The Voting Rights Act (VRA) was one of the most important pieces of legislation of the 20th Century when it was established in 1965. However, Shelby County v. Holder, a landmark Supreme Court case decided on June 25, 2013, rocked the civil rights world when it gutted important sections of the VRA.
Following this court decision, more than 16 states passed bills that made it more difficult for African Americans and other communities of color to access the ballot box. These obstacles led to an increase of voting rights challenges aimed at finding alternative ways to protect the stripped provisions of the Voting Rights Act. Organizations like the League (alongside talented legal partners) persuasively argued why upholding the protections within the VRA was paramount. We won may arguments, but we didn’t win them all.
Fast forward to 2019: On the litigation front, the amount voting rights cases continues to rise. This year alone, LWV brought seven redistricting cases in North Carolina, Maryland, Virginia, Michigan, Ohio, Pennsylvania, and Wisconsin. And, this month, we are currently awaiting three redistricting decisions from the U.S. Supreme Court. The timing of these decisions could not be more crucial as we gear up for the 2020 Census—which will directly impact the reapportionment of states and the redistricting cycles in 2021.
Three ways to level the playing field and protect democracy
For six years, we have talked about and worked to restore Sections 5 and 4(b) of the VRA, which requires states with a history of voting discrimination to get "preclearance" from the federal government before making any changes to their voting laws or practices. While some court cases have been helpful in clarifying what the lack of these protections mean to African Americans and other communities of color, they haven't helped to make our democracy whole. However, there are actions we can all take to close the gap and restore protections that are still needed in this country. Here are three ways we can all work toward a stronger democracy:
1. Demand that your congressional representatives support the Voting Rights Advancement Act (VRAA)

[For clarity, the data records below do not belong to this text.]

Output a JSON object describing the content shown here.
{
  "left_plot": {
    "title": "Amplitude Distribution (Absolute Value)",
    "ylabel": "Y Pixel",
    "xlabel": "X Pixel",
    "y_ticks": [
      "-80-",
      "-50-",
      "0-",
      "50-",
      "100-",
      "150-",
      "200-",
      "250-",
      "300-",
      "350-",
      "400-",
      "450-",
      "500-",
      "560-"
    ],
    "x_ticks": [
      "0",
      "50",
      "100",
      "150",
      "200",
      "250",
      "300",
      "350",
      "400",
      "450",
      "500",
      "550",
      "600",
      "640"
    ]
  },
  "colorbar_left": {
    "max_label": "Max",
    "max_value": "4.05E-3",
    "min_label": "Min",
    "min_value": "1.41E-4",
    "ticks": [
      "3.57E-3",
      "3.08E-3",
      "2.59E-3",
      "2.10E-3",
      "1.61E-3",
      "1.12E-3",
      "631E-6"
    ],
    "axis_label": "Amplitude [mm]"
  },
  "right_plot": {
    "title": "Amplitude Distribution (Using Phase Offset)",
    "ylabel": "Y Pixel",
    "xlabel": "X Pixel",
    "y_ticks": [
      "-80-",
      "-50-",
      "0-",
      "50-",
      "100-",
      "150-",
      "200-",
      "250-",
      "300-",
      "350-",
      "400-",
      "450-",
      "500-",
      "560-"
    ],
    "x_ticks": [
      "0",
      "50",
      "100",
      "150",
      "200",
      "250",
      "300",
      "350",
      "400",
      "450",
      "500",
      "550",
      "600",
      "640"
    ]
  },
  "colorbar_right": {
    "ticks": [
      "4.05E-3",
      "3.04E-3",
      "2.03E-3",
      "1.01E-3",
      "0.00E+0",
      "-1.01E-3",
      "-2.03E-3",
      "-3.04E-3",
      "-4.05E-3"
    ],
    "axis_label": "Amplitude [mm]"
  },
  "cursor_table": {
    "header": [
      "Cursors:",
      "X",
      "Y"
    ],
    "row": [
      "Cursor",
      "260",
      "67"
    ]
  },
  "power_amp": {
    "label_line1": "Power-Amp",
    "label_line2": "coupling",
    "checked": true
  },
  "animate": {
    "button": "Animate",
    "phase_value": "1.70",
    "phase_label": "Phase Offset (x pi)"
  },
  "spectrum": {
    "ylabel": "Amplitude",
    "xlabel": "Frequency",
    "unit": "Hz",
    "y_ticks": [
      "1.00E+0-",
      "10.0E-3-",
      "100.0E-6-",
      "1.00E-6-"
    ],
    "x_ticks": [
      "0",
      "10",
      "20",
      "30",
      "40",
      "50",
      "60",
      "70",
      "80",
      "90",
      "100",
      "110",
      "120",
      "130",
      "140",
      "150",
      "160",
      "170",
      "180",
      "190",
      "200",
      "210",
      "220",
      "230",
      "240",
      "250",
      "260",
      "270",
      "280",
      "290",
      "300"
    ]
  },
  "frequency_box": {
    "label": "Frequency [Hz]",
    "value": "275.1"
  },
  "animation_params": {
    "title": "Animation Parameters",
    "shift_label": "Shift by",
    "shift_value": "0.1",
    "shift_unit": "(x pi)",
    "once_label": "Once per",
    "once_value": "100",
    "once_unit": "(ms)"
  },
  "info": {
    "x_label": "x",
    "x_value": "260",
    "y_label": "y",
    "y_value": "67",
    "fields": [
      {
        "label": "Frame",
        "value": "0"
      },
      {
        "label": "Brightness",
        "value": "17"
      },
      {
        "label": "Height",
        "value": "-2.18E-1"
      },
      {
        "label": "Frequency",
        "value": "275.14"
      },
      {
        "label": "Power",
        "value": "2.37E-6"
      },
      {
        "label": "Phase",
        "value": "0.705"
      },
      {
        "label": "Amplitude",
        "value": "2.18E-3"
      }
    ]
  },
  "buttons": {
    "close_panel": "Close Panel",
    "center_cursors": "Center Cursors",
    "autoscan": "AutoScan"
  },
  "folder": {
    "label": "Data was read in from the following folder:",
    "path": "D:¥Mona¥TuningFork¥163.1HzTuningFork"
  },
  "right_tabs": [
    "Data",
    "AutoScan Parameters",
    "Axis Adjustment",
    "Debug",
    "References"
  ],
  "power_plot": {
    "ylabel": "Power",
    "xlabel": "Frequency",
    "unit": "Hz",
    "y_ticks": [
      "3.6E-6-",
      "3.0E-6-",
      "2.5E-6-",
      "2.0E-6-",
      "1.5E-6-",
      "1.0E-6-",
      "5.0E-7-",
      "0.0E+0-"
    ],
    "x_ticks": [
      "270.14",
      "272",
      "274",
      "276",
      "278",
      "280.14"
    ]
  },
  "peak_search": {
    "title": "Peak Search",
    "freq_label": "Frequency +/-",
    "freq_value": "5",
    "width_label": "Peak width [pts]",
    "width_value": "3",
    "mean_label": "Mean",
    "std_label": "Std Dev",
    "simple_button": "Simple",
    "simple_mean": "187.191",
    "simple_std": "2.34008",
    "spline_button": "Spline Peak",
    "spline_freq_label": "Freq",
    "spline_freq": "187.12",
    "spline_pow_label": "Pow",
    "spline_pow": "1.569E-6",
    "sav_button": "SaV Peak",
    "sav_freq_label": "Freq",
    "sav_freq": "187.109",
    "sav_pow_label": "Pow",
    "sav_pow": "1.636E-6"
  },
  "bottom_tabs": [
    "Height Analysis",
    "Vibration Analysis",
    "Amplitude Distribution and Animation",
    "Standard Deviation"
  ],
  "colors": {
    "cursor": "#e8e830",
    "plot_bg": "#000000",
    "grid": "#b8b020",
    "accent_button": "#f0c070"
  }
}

A key part of the Shelby decision was instruction from the court that "the VRA had too far of a lookback provision and it is up to the legislature to modernize the VRA." Essentially, the court said that 1965 was too long ago to hold states with a history of discrimination accountable, and the fix for that was up to Congress. In response to that edict from the court, the Legislature began drafting new versions of VRA sections 4(b) and 5. These new drafts make up the VRAA, also known as HR4, which was introduced by Terri Sewell (AL) earlier this year.
The VRAA takes the Voting Rights Act of 1965 and gives it a facelift. Specifically, it updates the coverage formula’s "look-back period," applying a threshold number of violations within 15 years as a trigger for preclearance.
2. Explore the availability of independent redistricting commissions
The League believes redistricting at all levels of government must be accomplished in an open, unbiased manner with citizen participation and access at all levels and steps of the process. Independent redistricting commissions help accomplish this goal. Twenty-six states have initiative or referendum processes statewide. In 2018, four states successfully passed ballot initiatives that created citizen-led redistricting commissions (CO, UT, MO, MI). Many of these initiatives are now being challenged to limit the power citizens have in redistricting in the future.
If you’re in a state that has a ballot initiative option, we encourage your League to explore this option as a viable opportunity to gain an independent redistricting commission. And we also encourage Leagues to act as a watchdog for any legislation that makes it harder for ballot initiatives or referendums in their state to move forward, as well as to support legislation that enhances the ability of citizen-driven initiatives.
3. Get prepared and involved in the 2020 census and 2021 redistricting cycle
The upcoming census on April 1, 2020, is the launching pad for the 2021 redistricting cycle. The U.S. Census Bureau will aim to count every individual living in the United State. The resulting data will yield the total population in the country as well as determine how many congressional representatives each state will have for the next decade. Once the total number of congressional representatives are determined, state legislatures will then begin designing redistricting plans for the next decade of governance in each state.
The interdependency of the census, state reapportionment, redistricting, and elections cannot be minimized—and this dynamic also presents multiple ways for individuals to get engaged. From being a census enumerator, to helping draw citizen maps for consideration at your state legislature, to helping articulate the interests of your own community, everyone can find a role in shaping democracy in this crucial time.